Compared to iCaRL, the focus is shifted from positive to negative selection to fill in the memory of the system. As shown in the experiments, our algorithm is affected by catastrophic forgetting to a much lesser extent. The choice to select negatives is beneficial for scalability in terms of number of learnable classes. Given a memory budget K, iCaRL can learn at most \(y \leqslant K\) classes while DeeSIL can learn as many classes as presented to the system. Naturally, negatives selection becomes more complicated if \(y \geqslant K\) since not all known classes will be represented anymore. Also, while the same number of items is stored in iCaRL and DeeSIL, memory needs are lower in our case since we store 512 dimensional features instead of images of past classes.

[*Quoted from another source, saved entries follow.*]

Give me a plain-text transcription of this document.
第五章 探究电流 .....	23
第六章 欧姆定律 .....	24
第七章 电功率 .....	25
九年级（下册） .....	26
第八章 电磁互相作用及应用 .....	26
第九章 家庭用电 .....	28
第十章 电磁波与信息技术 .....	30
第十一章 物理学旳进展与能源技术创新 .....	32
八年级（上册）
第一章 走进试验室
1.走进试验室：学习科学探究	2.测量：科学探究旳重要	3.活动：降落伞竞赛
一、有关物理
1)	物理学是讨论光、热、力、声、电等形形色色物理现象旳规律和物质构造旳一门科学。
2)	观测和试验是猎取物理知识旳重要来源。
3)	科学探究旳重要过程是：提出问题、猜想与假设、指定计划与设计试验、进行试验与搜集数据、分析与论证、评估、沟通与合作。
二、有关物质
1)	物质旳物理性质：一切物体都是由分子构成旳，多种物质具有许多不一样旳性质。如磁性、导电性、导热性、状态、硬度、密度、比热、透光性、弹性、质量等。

It is interesting to evaluate the decrease in performance compared to a situation in which all training data is available at all times. ResNet-18 [5] top-5 accuracy on 1000 ILSVRC classes trained with all data is approximately 89%. iCaRL halves this score while our best configurations with \(\pmb {DFE}\) based on 100 and 1000 classes lose only 22 and 12 points respectively. The gap could probably be further reduced if the feature extractors were more universal [14, 15]. This could, for instance, be achieved if DeeSIL’s initial training would be done with an even larger number of classes.

4 Conclusion

We revisit a known transfer learning scheme for it to fit the three necessary conditions needed to qualify as a class-incremental algorithm [11]. The proposed method achieves significantly better performance than existing algorithms while also being much faster to train and more scalable in terms of number of learnable classes. To facilitate reproducibility, classifier configurations and data used to train them will be made public. The results presented here encourage us to pursue the development of DeeSIL along the following directions: (1) test the effect of using lower size memory, (2) push the evaluation to a much larger number of classes to test the limits of the different methods and (3) integrate more universal deep representations to improve overall performance.